Così, prima che iniziassero i due anni difficili che stiamo vivendo, ha viaggiato e la Corea è stata la scoperta più interessante. «La scena giovane di Seul mi ha colpito molto: è diversa rispetto a Tokyo, Shanghai e l’Oriente in generale», racconta. «I vestiti sono una protesta sociale permeata da un forte individualismo. I ragazzi non sono schiavi del logo e arricchiscono il look con lo styling di pezzi vintage: il risultato è potentissimo. La loro unicità rappresenta un mondo a sé e io ho aggiunto la mia visione e la conoscenza del tailoring». Un bagaglio che a Capasa ha permesso di creare la base dalla quale impostare tutto, una specie di numero zero che si definirà nel tempo. «Ho già avuto un’esperienza importante, una storia fantastica, per questo cerco di purificarmi dal passato. Voglio essere più autentico possibile, perché, se non lo fossi, il pubblico lo percepirebbe», rivela. «Ho cercato di evitare al massimo ciò che apparteneva al mio ieri e ricominciare scrivendo su un foglio bianco. Il distacco da Costume National, che in parte è stato forzato, l’ho riassunto in un quadro che ho dipinto e si intitola Ennio crocifisso dai giapponesi, che cita Salvador Dalí e illustra il momento di dolore dovuto alla fine di un progetto che avevo iniziato a 23 anni».

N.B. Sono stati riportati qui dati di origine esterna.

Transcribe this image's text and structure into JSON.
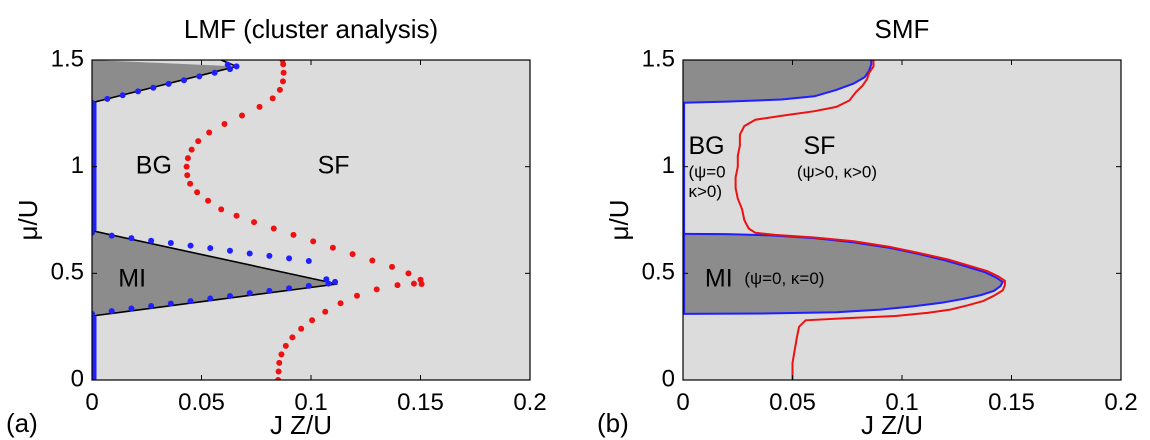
{
  "colors": {
    "light_gray": "#dcdcdc",
    "dark_gray": "#8c8c8c",
    "blue": "#1f1fff",
    "red": "#ee1111",
    "black": "#000000"
  },
  "chart_data": [
    {
      "type": "scatter",
      "panel_tag": "(a)",
      "title": "LMF (cluster analysis)",
      "xlabel": "J Z/U",
      "ylabel": "μ/U",
      "xlim": [
        0,
        0.2
      ],
      "ylim": [
        0,
        1.5
      ],
      "xticks": [
        0,
        0.05,
        0.1,
        0.15,
        0.2
      ],
      "xtick_labels": [
        "0",
        "0.05",
        "0.1",
        "0.15",
        "0.2"
      ],
      "yticks": [
        0,
        0.5,
        1,
        1.5
      ],
      "ytick_labels": [
        "0",
        "0.5",
        "1",
        "1.5"
      ],
      "grid": false,
      "background_region": "SF",
      "region_labels": [
        {
          "text": "BG",
          "x": 0.02,
          "y": 1.0
        },
        {
          "text": "SF",
          "x": 0.103,
          "y": 1.0
        },
        {
          "text": "MI",
          "x": 0.012,
          "y": 0.47
        }
      ],
      "regions": [
        {
          "name": "MI lobe n=0-1",
          "points": [
            [
              0,
              0.3
            ],
            [
              0.112,
              0.45
            ],
            [
              0,
              0.7
            ]
          ]
        },
        {
          "name": "MI lobe n=1-2",
          "points": [
            [
              0,
              1.3
            ],
            [
              0.066,
              1.47
            ],
            [
              0,
              1.5
            ]
          ]
        }
      ],
      "boundary_lines": [
        {
          "points": [
            [
              0,
              0.3
            ],
            [
              0.112,
              0.45
            ],
            [
              0,
              0.7
            ]
          ]
        },
        {
          "points": [
            [
              0,
              1.3
            ],
            [
              0.066,
              1.47
            ],
            [
              0.059,
              1.5
            ]
          ]
        }
      ],
      "blue_axis_segments": [
        [
          0,
          0.3
        ],
        [
          0.7,
          1.3
        ]
      ],
      "blue_points": [
        [
          0.0,
          0.31
        ],
        [
          0.009,
          0.323
        ],
        [
          0.018,
          0.335
        ],
        [
          0.027,
          0.347
        ],
        [
          0.036,
          0.358
        ],
        [
          0.045,
          0.37
        ],
        [
          0.054,
          0.382
        ],
        [
          0.063,
          0.394
        ],
        [
          0.072,
          0.407
        ],
        [
          0.081,
          0.418
        ],
        [
          0.09,
          0.43
        ],
        [
          0.099,
          0.441
        ],
        [
          0.108,
          0.452
        ],
        [
          0.111,
          0.46
        ],
        [
          0.0,
          0.69
        ],
        [
          0.009,
          0.677
        ],
        [
          0.018,
          0.665
        ],
        [
          0.027,
          0.653
        ],
        [
          0.036,
          0.642
        ],
        [
          0.045,
          0.63
        ],
        [
          0.054,
          0.618
        ],
        [
          0.063,
          0.606
        ],
        [
          0.072,
          0.593
        ],
        [
          0.081,
          0.582
        ],
        [
          0.09,
          0.57
        ],
        [
          0.099,
          0.558
        ],
        [
          0.107,
          0.472
        ],
        [
          0.0,
          1.3
        ],
        [
          0.007,
          1.318
        ],
        [
          0.014,
          1.335
        ],
        [
          0.021,
          1.353
        ],
        [
          0.028,
          1.37
        ],
        [
          0.035,
          1.388
        ],
        [
          0.042,
          1.405
        ],
        [
          0.049,
          1.423
        ],
        [
          0.056,
          1.44
        ],
        [
          0.063,
          1.457
        ],
        [
          0.066,
          1.47
        ],
        [
          0.062,
          1.478
        ]
      ],
      "red_points": [
        [
          0.085,
          0.0
        ],
        [
          0.0852,
          0.04
        ],
        [
          0.0855,
          0.08
        ],
        [
          0.0865,
          0.12
        ],
        [
          0.0885,
          0.16
        ],
        [
          0.0915,
          0.2
        ],
        [
          0.0955,
          0.24
        ],
        [
          0.1005,
          0.28
        ],
        [
          0.1065,
          0.32
        ],
        [
          0.1135,
          0.36
        ],
        [
          0.121,
          0.395
        ],
        [
          0.13,
          0.425
        ],
        [
          0.1395,
          0.445
        ],
        [
          0.147,
          0.452
        ],
        [
          0.1505,
          0.45
        ],
        [
          0.15,
          0.47
        ],
        [
          0.1445,
          0.5
        ],
        [
          0.137,
          0.53
        ],
        [
          0.128,
          0.56
        ],
        [
          0.119,
          0.59
        ],
        [
          0.11,
          0.62
        ],
        [
          0.101,
          0.65
        ],
        [
          0.092,
          0.68
        ],
        [
          0.083,
          0.71
        ],
        [
          0.074,
          0.74
        ],
        [
          0.066,
          0.77
        ],
        [
          0.059,
          0.8
        ],
        [
          0.053,
          0.84
        ],
        [
          0.048,
          0.88
        ],
        [
          0.0448,
          0.92
        ],
        [
          0.0435,
          0.96
        ],
        [
          0.0432,
          1.0
        ],
        [
          0.0438,
          1.04
        ],
        [
          0.0455,
          1.08
        ],
        [
          0.0485,
          1.12
        ],
        [
          0.0535,
          1.16
        ],
        [
          0.0605,
          1.2
        ],
        [
          0.0685,
          1.24
        ],
        [
          0.0765,
          1.28
        ],
        [
          0.0825,
          1.32
        ],
        [
          0.0858,
          1.36
        ],
        [
          0.0872,
          1.4
        ],
        [
          0.0875,
          1.44
        ],
        [
          0.0873,
          1.48
        ],
        [
          0.087,
          1.5
        ]
      ]
    },
    {
      "type": "line",
      "panel_tag": "(b)",
      "title": "SMF",
      "xlabel": "J Z/U",
      "ylabel": "μ/U",
      "xlim": [
        0,
        0.2
      ],
      "ylim": [
        0,
        1.5
      ],
      "xticks": [
        0,
        0.05,
        0.1,
        0.15,
        0.2
      ],
      "xtick_labels": [
        "0",
        "0.05",
        "0.1",
        "0.15",
        "0.2"
      ],
      "yticks": [
        0,
        0.5,
        1,
        1.5
      ],
      "ytick_labels": [
        "0",
        "0.5",
        "1",
        "1.5"
      ],
      "grid": false,
      "background_region": "SF",
      "region_labels": [
        {
          "text": "BG",
          "x": 0.0025,
          "y": 1.09,
          "size": "large"
        },
        {
          "text": "(ψ=0",
          "x": 0.0025,
          "y": 0.97,
          "size": "small"
        },
        {
          "text": "κ>0)",
          "x": 0.0025,
          "y": 0.88,
          "size": "small"
        },
        {
          "text": "SF",
          "x": 0.055,
          "y": 1.09,
          "size": "large"
        },
        {
          "text": "(ψ>0, κ>0)",
          "x": 0.052,
          "y": 0.97,
          "size": "small"
        },
        {
          "text": "MI",
          "x": 0.01,
          "y": 0.47,
          "size": "large"
        },
        {
          "text": "(ψ=0, κ=0)",
          "x": 0.028,
          "y": 0.47,
          "size": "small"
        }
      ],
      "regions": [
        {
          "name": "MI lobe n=0-1",
          "points": [
            [
              0,
              0.31
            ],
            [
              0.04,
              0.312
            ],
            [
              0.07,
              0.318
            ],
            [
              0.09,
              0.33
            ],
            [
              0.105,
              0.345
            ],
            [
              0.118,
              0.362
            ],
            [
              0.128,
              0.38
            ],
            [
              0.136,
              0.398
            ],
            [
              0.142,
              0.418
            ],
            [
              0.145,
              0.44
            ],
            [
              0.146,
              0.46
            ],
            [
              0.143,
              0.48
            ],
            [
              0.138,
              0.505
            ],
            [
              0.13,
              0.53
            ],
            [
              0.12,
              0.56
            ],
            [
              0.108,
              0.59
            ],
            [
              0.094,
              0.62
            ],
            [
              0.078,
              0.645
            ],
            [
              0.06,
              0.665
            ],
            [
              0.04,
              0.678
            ],
            [
              0.02,
              0.684
            ],
            [
              0,
              0.685
            ]
          ]
        },
        {
          "name": "MI lobe n=1-2",
          "points": [
            [
              0,
              1.3
            ],
            [
              0.02,
              1.305
            ],
            [
              0.045,
              1.315
            ],
            [
              0.06,
              1.33
            ],
            [
              0.07,
              1.36
            ],
            [
              0.078,
              1.39
            ],
            [
              0.083,
              1.42
            ],
            [
              0.085,
              1.45
            ],
            [
              0.086,
              1.48
            ],
            [
              0.086,
              1.5
            ],
            [
              0,
              1.5
            ]
          ]
        }
      ],
      "blue_lines": [
        {
          "points": [
            [
              0.0005,
              0.31
            ],
            [
              0.0005,
              0.685
            ]
          ]
        },
        {
          "points": [
            [
              0.0005,
              0.685
            ],
            [
              0.0005,
              1.3
            ]
          ]
        },
        {
          "points": [
            [
              0,
              0.31
            ],
            [
              0.04,
              0.312
            ],
            [
              0.07,
              0.318
            ],
            [
              0.09,
              0.33
            ],
            [
              0.105,
              0.345
            ],
            [
              0.118,
              0.362
            ],
            [
              0.128,
              0.38
            ],
            [
              0.136,
              0.398
            ],
            [
              0.142,
              0.418
            ],
            [
              0.145,
              0.44
            ],
            [
              0.146,
              0.46
            ],
            [
              0.143,
              0.48
            ],
            [
              0.138,
              0.505
            ],
            [
              0.13,
              0.53
            ],
            [
              0.12,
              0.56
            ],
            [
              0.108,
              0.59
            ],
            [
              0.094,
              0.62
            ],
            [
              0.078,
              0.645
            ],
            [
              0.06,
              0.665
            ],
            [
              0.04,
              0.678
            ],
            [
              0.02,
              0.684
            ],
            [
              0,
              0.685
            ]
          ]
        },
        {
          "points": [
            [
              0,
              1.3
            ],
            [
              0.02,
              1.305
            ],
            [
              0.045,
              1.315
            ],
            [
              0.06,
              1.33
            ],
            [
              0.07,
              1.36
            ],
            [
              0.078,
              1.39
            ],
            [
              0.083,
              1.42
            ],
            [
              0.085,
              1.45
            ],
            [
              0.086,
              1.48
            ],
            [
              0.086,
              1.5
            ]
          ]
        }
      ],
      "red_line": [
        [
          0.05,
          0.0
        ],
        [
          0.05,
          0.08
        ],
        [
          0.051,
          0.14
        ],
        [
          0.052,
          0.2
        ],
        [
          0.053,
          0.25
        ],
        [
          0.056,
          0.28
        ],
        [
          0.075,
          0.29
        ],
        [
          0.097,
          0.3
        ],
        [
          0.112,
          0.315
        ],
        [
          0.122,
          0.33
        ],
        [
          0.13,
          0.35
        ],
        [
          0.137,
          0.37
        ],
        [
          0.142,
          0.395
        ],
        [
          0.146,
          0.42
        ],
        [
          0.147,
          0.445
        ],
        [
          0.147,
          0.465
        ],
        [
          0.144,
          0.485
        ],
        [
          0.139,
          0.51
        ],
        [
          0.131,
          0.535
        ],
        [
          0.121,
          0.565
        ],
        [
          0.108,
          0.595
        ],
        [
          0.094,
          0.625
        ],
        [
          0.078,
          0.65
        ],
        [
          0.06,
          0.668
        ],
        [
          0.042,
          0.68
        ],
        [
          0.033,
          0.69
        ],
        [
          0.03,
          0.71
        ],
        [
          0.028,
          0.75
        ],
        [
          0.027,
          0.8
        ],
        [
          0.025,
          0.85
        ],
        [
          0.024,
          0.9
        ],
        [
          0.024,
          0.95
        ],
        [
          0.025,
          1.0
        ],
        [
          0.025,
          1.05
        ],
        [
          0.026,
          1.1
        ],
        [
          0.026,
          1.15
        ],
        [
          0.028,
          1.19
        ],
        [
          0.033,
          1.22
        ],
        [
          0.046,
          1.24
        ],
        [
          0.06,
          1.26
        ],
        [
          0.07,
          1.28
        ],
        [
          0.076,
          1.31
        ],
        [
          0.079,
          1.35
        ],
        [
          0.082,
          1.38
        ],
        [
          0.084,
          1.41
        ],
        [
          0.085,
          1.44
        ],
        [
          0.087,
          1.47
        ],
        [
          0.087,
          1.5
        ]
      ]
    }
  ]
}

Le sue parole non nascondono un certo rammarico. Capasa Milano è entrato come un meteorite nel calendario della scorsa edizione della Milano Fashion Week con un evento che ha aperto la settimana. «Carlo (fratello di Ennio e presidente della Camera della Moda Italiana, ndr) aveva già comunicato il calendario definitivo: sono andato il giorno dopo e, con grande imbarazzo, gli ho detto di voler fare la sfilata», spiega sorridendo. «Ci serviva uno spazio speciale, che sorprendesse, per questo abbiamo presentato al Teatro degli Arcimboldi, ma usato in maniera non convenzionale». Lo show è infatti avvenuto direttamente sul palco dove era tutto a vista: backstage, postazioni per il trucco, line up dei modelli. Senza filtri, come la vita di oggi tra social media e device, in un certo senso. «La tecnologia è una parte importantissima del nostro dna, dall’ispirazione, alla progettazione, alla realizzazione. Con Costume National eravamo stati i primi al mondo a fare uno show digitale nel 2001. Oggi, invece, devo essere colui che traduce la propria energia in una visione estetica moderna, seducente e affascinante e mi circondo di giovani per farlo nel modo più onesto possibile», spiega.


La collezione è composta da 36 look co-ed e ha come fulcro centrale il “relaxed tailoring”, come l’ha definito il designer, una silhouette ampia e morbida, lontana dallo stile smilzo di un tempo. «Negli ultimi anni il leisurewear ha avuto un grande impatto nella moda; io cerco un equilibrio tra il massimo del comfort e la precisione del formale. Sto sperimentando come coniugare la tecnologia più avanzata e la sublimazione artigianale. La giacca della seconda uscita della sfilata, per esempio, è completamente assemblata a mano, compresi i giromanica e i revers, ma è tagliata al laser, così si valorizza sia la tradizione sia la modernità. L’abilità dei nostri sarti è uno dei valori assoluti della moda italiana, ma sta invecchiando e, per non farla sparire, serve un aggiornamento». Lui ci sta provando. E se dopo aver segnato gli anni 90 con le sue linee sharp, fosse ora il vero rivoluzionario del tailoring?